How to: pick the right decking for your garden
There are few greater, pastoral pleasures than spending a lazy day in the garden with friends and family soaking up the sun, when the weather permits. On these days being inside feels like a crime, but a garden without a decent seating/eating area can force you to spend much of the day locked inside.
Funnily enough, if you ask an Italian if they would like to join you for a meal, drink or any other activity in the open air by calling it ‘al fresco’ they will think you are saying “would you like to join me in jail?” — as the phrase is more commonly used as a euphemism for being locked in a prison cell.
If you however, want to be able to enjoy more time al fresco (in the English interpretation of the phrase, that is!) then adding some decking or a patio to your garden is a fantastic idea to let you spend as much time outside as possible. But, which is the best choice between the two for you? Here’s our rundown of everything you need to know about the two options to help you decide:
Decking generally comes in two principal styles, either raised above ground level, which is slightly faster to construct and more economical or decking can sunken in to the earth similar to a stone patio. Decking tends to suit more contemporarily built houses than older, traditional properties, though that is not to say that you won’t be able to find a style that suits an older home. The price is somewhat dependent on the choice of timber you use, each having their own aesthetic and durability and this can further be customised by paint or varnish.
A really great thing to do with decking, if you have a property with a subbasement at the same level as your back garden, is to construct decking, with stairs that lead up to a balcony constructed out of the same material on the first floor.
The two main downsides associated with wooden decking is that, it does require a little TLC to ensure it keeps its looks . Another consideration is that some materials decking are made from can become slippery when wet, although many of these varieties come as standard with textured grooves cut into them to add a little more traction under foot.
Pressure treated softwood
Treated softwood is the most economical, and widely available type of wooden decking used in the UK. It's typically made from Scandinavian pine which has undergone a series of treatments to make it resistant to things like rot and insects that bore into wood. These treatments give the wood a slightly greenish colouring. While this type of wood is normally the cheapest available, it is less robust than other options so it will need to replaced sooner, but a well looked after treated softwood deck could still last up to 30 years.
Cedar is another type of softwood. However, it has a natural resistance to rot and insects meaning it does not need to be chemically treated, permitting a more natural looking finish. It is slightly stronger than treated softwood and will need less maintenance, but this does come at a price costing up to three times more than pressure treated pine.
Varieties of hardwood include oak and mahogany. They are extremely hardy and strong meaning hardwood decking lasts an incredibly long time if well maintained. Hardwood's cost about the same as cedar, but it needs to be treated with a protective finish specifically for hardwood as it lacks some of the natural resistances to the weather of cedar. It's strength also makes it harder to work with, which means that installation is usually more costly and time-consuming.
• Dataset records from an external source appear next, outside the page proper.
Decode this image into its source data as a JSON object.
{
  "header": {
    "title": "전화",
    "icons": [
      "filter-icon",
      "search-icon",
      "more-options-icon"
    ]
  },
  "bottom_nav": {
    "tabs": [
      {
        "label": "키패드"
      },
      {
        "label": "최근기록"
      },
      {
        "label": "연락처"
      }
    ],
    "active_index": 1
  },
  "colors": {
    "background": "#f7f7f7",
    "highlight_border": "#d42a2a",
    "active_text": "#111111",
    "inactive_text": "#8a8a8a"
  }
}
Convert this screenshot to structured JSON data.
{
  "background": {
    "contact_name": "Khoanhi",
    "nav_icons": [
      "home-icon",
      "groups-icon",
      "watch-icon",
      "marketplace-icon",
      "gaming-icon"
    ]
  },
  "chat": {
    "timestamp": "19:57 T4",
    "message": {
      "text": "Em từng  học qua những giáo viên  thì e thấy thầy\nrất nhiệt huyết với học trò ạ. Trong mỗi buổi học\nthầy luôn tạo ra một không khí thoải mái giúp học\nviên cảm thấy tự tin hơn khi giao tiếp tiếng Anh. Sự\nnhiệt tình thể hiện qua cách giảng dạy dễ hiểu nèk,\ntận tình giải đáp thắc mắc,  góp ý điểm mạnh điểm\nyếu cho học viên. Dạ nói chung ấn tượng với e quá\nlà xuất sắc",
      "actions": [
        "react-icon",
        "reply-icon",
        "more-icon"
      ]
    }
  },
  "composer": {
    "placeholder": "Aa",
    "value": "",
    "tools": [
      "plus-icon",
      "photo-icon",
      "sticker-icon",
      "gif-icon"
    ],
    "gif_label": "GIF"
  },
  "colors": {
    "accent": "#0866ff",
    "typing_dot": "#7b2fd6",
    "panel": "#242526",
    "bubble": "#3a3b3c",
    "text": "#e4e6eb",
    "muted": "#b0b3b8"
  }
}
Composite decking is an increasingly popular alternative to traditional decking. Made from a mixture of plastic and wood the end result is an inexpensive, long lasting and weather-resistant material that requires next to no maintenance. However, it's faintly artificial aesthetic will not be right for those who want a truly organic looking material for their decking.
The look of an aluminium deck will not appeal to all and it is considerably more expensive than some other options. But it will last an extremely long time and on modern properties can provide a clean, almost space-age look — it also does not need any regular maintenance to keep it in top condition, apart from the occasional clean.